Secretly tell you that we found that popular film, television and animation character models can also be recognized (we tried "Star Wars" and "One Piece"). You can try it~

3. Post-processing of Label Results

After obtaining the labels through object recognition, in order to better see the marking effect, we provide a function for drawing results for reference.

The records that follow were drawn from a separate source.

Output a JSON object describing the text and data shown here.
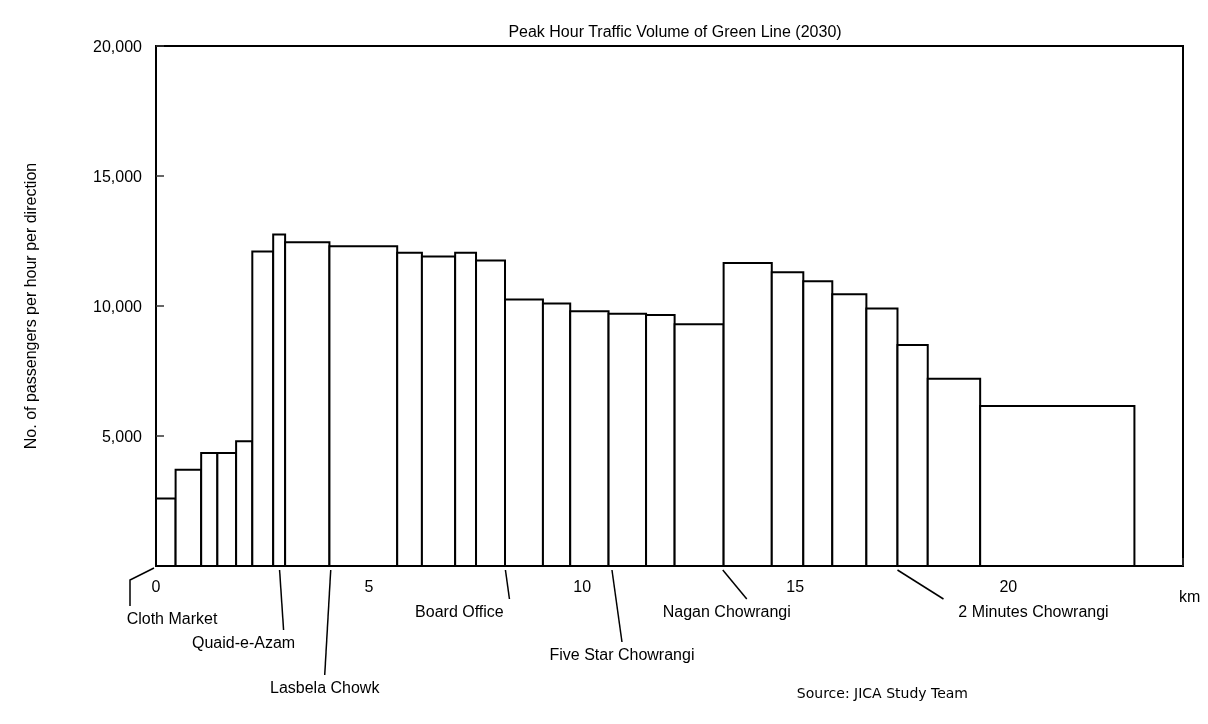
{
  "chart_data": {
    "type": "histogram",
    "title": "Peak Hour Traffic Volume of Green Line (2030)",
    "xlabel": "km",
    "ylabel": "No. of passengers per hour per direction",
    "bins": [
      0,
      0.46,
      1.06,
      1.44,
      1.88,
      2.26,
      2.75,
      3.03,
      4.07,
      5.66,
      6.24,
      7.02,
      7.51,
      8.19,
      9.08,
      9.72,
      10.62,
      11.5,
      12.17,
      13.32,
      14.45,
      15.19,
      15.87,
      16.67,
      17.4,
      18.11,
      19.34,
      22.96
    ],
    "values": [
      2600,
      3700,
      4350,
      4350,
      4800,
      12100,
      12750,
      12450,
      12300,
      12050,
      11900,
      12050,
      11750,
      10250,
      10100,
      9800,
      9700,
      9650,
      9300,
      11650,
      11300,
      10950,
      10450,
      9900,
      8500,
      7200,
      6150
    ],
    "color": "#ffffff",
    "xlim": [
      0,
      24.1
    ],
    "xticks": [
      0,
      5,
      10,
      15,
      20
    ],
    "ylim": [
      0,
      20000
    ],
    "yticks": [
      {
        "value": 0,
        "label": null
      },
      {
        "value": 5000,
        "label": "5,000"
      },
      {
        "value": 10000,
        "label": "10,000"
      },
      {
        "value": 15000,
        "label": "15,000"
      },
      {
        "value": 20000,
        "label": "20,000"
      }
    ],
    "grid": false,
    "annotations": [
      {
        "text": "Cloth Market",
        "x": 0,
        "y": 0
      },
      {
        "text": "Quaid-e-Azam",
        "x": 2.9,
        "y": 0
      },
      {
        "text": "Lasbela Chowk",
        "x": 4.1,
        "y": 0
      },
      {
        "text": "Board Office",
        "x": 8.2,
        "y": 0
      },
      {
        "text": "Five Star Chowrangi",
        "x": 10.7,
        "y": 0
      },
      {
        "text": "Nagan Chowrangi",
        "x": 13.3,
        "y": 0
      },
      {
        "text": "2 Minutes Chowrangi",
        "x": 17.4,
        "y": 0
      },
      "Source: JICA Study Team"
    ]
  }
}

The code is as follows:

python
from PIL import Image, ImageDraw, ImageFont

def draw_labelled_bbox(image, bbox, label):
draw = ImageDraw.Draw(image)

# Set font
font_size = 16 # Initial font size
try:
font = ImageFont.truetype("arial.ttf", font_size) # Use system font
except IOError:
font = ImageFont.load_default() # If no font file, use default font

draw.rectangle(bbox, outline="red", width=3)
x1, y1, x2, y2 = bbox
max_width = x2 - x1

words = label.split()
text_lines = []
current_line = ""

for word in words:
test_line = f"{current_line} {word}".strip()
line_width = draw.textlength(test_line, font=font)
if line_width <= max_width:
current_line = test_line
else:
text_lines.append(current_line)
current_line = word
if current_line:
text_lines.append(current_line)

line_height = font.getbbox("A")[3] - font.getbbox("A")[1]
label_height = line_height * len(text_lines) + 4
label_box = [x1, y1 - label_height, x2, y1]

draw.rectangle(label_box, fill="red")
text_y = y1 - label_height + 2
for line in text_lines:
draw.text((x1 + 2, text_y), line, fill="white", font=font)
text_y += line_height

return image


# Example parameters
image = Image.open("/path/to/your/image.jpg")
bbox = [148, 276, 290, 653]
label = "put your label here"

# Call function
image = draw_labelled_bbox(image, bbox, label)

# Display and save
image.show()
image.save("/path/to/save.jpg")

Take the example image and the specific label result obj as an example:

{
"label": "girl in white dress with pink flowers in field at sunset",
"bbox": [
433.6640319824219, 702.0799560546875, 806.4000244140625, 1239.679931640625
]
}

Convert the result to a dict class in python, and we call the function with the following code:

python
image = loaded_image
label = obj['label']
bbox = obj['bbox']

image = draw_labelled_bbox(image, bbox, label)
image.show()

The annotation result can be obtained as shown in the following figure:

The example code contains comments related to fonts and calls, which you can modify according to your needs.

The above is the entire tutorial, wish you a pleasant calling experience!